I am fully aware, that this is bad code, but Java and Groovy allow this. Don't ask me about safe publication here... probably not working... anyway... the point being: I have code between the super call and the assignment to the final variable, which depends on an somewhat initialized class. I don't see how that fits your idea.
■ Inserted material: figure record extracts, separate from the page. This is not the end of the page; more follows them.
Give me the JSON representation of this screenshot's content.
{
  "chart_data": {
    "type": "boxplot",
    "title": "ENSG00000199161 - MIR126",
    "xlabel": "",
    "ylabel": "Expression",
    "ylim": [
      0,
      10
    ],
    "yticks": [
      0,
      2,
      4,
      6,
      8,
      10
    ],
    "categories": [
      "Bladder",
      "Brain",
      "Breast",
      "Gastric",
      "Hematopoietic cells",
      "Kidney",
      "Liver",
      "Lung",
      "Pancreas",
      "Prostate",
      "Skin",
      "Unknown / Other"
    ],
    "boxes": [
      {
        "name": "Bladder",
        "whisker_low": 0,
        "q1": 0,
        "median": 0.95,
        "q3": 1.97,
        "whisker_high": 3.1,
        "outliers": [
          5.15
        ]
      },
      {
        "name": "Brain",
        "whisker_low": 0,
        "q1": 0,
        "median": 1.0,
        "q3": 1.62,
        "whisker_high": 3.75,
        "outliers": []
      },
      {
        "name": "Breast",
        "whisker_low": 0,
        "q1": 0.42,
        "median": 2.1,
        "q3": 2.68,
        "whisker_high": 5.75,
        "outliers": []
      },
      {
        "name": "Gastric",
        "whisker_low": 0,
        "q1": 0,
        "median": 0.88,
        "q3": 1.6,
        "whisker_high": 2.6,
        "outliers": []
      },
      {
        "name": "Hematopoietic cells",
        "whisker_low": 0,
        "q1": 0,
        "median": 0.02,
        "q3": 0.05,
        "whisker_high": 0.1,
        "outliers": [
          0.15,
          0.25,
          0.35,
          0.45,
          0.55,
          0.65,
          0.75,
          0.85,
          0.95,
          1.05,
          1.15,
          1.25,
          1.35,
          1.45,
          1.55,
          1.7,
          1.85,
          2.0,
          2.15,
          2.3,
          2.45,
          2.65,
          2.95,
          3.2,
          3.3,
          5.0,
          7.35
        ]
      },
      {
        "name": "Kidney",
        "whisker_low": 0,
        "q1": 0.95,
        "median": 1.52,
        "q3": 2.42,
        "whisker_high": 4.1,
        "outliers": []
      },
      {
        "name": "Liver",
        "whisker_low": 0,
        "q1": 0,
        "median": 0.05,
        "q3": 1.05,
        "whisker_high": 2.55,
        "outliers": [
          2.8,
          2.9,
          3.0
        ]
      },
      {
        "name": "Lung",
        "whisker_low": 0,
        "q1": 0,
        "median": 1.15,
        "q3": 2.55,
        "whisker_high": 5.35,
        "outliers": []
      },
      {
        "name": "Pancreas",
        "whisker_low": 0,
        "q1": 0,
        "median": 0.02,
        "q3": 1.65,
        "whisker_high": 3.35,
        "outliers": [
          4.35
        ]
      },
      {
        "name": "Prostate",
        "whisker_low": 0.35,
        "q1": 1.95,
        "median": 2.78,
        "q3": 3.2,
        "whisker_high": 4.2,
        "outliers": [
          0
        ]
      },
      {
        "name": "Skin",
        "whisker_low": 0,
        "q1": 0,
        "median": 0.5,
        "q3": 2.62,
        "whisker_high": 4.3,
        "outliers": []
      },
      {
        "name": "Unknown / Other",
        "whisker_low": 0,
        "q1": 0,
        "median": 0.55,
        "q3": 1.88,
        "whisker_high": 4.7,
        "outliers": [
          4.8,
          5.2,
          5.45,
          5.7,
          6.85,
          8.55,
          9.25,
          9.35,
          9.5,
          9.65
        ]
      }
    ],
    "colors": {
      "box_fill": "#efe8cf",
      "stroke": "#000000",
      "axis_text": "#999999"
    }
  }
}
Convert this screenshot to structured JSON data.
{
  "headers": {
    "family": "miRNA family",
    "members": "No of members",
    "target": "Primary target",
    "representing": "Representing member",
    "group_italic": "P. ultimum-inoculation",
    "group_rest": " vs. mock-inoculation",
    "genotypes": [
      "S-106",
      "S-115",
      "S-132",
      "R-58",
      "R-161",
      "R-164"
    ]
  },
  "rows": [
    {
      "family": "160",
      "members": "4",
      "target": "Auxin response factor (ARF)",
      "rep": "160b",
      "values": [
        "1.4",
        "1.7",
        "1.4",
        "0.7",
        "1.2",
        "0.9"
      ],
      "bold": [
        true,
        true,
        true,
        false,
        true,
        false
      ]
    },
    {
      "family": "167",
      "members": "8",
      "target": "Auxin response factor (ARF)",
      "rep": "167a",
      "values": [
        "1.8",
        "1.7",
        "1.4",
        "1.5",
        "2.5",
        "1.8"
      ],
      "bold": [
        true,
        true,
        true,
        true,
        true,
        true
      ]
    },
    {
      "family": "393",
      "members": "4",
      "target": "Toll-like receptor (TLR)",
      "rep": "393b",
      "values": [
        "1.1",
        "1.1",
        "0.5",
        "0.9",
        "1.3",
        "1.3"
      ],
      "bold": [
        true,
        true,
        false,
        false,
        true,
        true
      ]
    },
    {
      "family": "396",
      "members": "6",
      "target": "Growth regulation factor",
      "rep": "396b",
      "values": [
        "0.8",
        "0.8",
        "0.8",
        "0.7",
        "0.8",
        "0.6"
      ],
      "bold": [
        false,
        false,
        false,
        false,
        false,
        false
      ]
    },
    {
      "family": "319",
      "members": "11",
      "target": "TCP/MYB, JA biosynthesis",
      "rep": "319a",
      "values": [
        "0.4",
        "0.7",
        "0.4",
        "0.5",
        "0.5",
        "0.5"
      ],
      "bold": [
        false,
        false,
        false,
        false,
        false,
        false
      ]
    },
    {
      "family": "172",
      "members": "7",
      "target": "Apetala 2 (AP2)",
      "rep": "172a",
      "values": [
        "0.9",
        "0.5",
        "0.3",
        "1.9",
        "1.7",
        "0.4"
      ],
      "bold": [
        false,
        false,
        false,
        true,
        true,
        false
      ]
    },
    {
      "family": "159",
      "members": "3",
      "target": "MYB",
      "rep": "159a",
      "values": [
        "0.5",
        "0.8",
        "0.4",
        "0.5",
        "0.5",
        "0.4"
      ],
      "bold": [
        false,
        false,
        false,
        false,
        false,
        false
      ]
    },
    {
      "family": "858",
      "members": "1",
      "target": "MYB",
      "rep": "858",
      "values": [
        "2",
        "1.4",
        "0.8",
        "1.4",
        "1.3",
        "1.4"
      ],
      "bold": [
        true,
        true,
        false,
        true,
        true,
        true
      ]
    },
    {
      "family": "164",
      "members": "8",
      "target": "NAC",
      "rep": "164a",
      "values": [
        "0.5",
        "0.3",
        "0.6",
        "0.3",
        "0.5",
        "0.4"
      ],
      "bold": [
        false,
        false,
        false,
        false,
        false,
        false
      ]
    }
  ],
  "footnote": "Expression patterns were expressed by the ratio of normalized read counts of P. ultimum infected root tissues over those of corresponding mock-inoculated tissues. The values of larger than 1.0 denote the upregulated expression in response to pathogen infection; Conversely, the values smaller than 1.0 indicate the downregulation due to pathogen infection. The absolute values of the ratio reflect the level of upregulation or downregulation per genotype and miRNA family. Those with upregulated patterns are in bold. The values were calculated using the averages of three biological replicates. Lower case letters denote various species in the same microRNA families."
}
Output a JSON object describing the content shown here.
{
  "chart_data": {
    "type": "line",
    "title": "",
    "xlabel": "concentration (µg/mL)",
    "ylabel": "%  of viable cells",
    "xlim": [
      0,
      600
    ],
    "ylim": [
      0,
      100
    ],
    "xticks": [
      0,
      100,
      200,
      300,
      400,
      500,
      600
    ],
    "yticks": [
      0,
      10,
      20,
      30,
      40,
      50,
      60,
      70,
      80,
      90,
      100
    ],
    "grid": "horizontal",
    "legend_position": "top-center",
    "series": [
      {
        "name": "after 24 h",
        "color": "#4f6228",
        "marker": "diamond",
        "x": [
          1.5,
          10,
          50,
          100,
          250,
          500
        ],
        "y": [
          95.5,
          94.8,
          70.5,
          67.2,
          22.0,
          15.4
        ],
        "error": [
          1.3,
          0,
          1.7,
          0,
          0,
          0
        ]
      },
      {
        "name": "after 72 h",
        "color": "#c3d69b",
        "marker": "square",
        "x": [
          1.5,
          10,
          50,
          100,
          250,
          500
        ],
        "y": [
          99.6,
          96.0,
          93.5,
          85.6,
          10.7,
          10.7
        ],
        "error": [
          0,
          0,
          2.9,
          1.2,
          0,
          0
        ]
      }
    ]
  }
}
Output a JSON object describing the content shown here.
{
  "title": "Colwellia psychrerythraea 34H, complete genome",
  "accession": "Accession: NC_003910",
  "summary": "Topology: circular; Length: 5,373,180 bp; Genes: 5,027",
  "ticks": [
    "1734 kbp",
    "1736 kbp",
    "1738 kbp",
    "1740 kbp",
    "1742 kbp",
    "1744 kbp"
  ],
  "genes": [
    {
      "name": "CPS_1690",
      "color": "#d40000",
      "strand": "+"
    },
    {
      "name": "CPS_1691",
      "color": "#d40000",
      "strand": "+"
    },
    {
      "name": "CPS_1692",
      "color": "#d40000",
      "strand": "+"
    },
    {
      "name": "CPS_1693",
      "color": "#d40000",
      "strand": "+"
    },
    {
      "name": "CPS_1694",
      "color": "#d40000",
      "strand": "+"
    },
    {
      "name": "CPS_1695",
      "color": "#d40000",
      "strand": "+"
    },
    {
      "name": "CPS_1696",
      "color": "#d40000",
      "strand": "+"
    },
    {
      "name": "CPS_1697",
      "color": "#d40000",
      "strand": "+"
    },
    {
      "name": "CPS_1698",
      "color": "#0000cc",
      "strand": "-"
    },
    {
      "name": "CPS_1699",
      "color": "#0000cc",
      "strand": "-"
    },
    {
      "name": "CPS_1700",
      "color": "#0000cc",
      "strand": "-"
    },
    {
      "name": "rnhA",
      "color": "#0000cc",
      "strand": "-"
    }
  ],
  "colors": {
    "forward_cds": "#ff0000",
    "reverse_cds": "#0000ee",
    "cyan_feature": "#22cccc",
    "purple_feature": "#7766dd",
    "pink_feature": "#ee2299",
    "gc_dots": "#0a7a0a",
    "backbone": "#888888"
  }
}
Yes, the GenericInstance, standing for an uninitialized C, would
model the part of the lifetime of C which is inside C.<init>.  (This
is a little like Peter Levarts's concept of a verifiable "story".)
Call it UI<C>, with U = Uninitialized. The operations on the UI<C>
would be similar to those on C, but they would try to avoid
accidental publication of the C reference, until it was fully
constructed (whatever that means).  This type-state is like the
larval/adult distinction I blogged once.

But, if you are willing to use wrapper constructors C.<init>, you
don't need the extra types and states.  Is that enough for Groovy?

currently it does not look like it is enough.

The Verifier thus needs to acknowledge it to do that. And there
needs to be code, that takes the result of the GenericInstance and
then places the real instance in variable slot 0.

This is the problem with both your and Peter's proposals:  It
requires verifier changes.  Those scare me, because I've worked with
the verifier long enough to know how verifier complexity translates
directly into challenges to safety and sanity.

well, I was hoping that a change like I proposed, could be done by "short cutting" some parts of the verifier. So that no completely new rules are needed. But it would need to change, yes. looks like the debugger and the verifier are both code parts nobody likes to touch.

Since it is a two fold mechanism I cannot programatically do
anything with the GenericInstance object, but to reach it through.
Only the part unwrapping it can access the real instance (and also
check the class to be sure) and that would be VM code.

If you sit down and write the rules for GI / UI<C>, if you want to
accurately emulate everything that a C.<init> could do, I think you
will find that there is nothing unique about UI, *except* the ability
to initialize finals.

except for code operating on UI (or what it contains) to initialize finals yes. But imho that is quite a big exception, with a lot of meaning in the current memory model.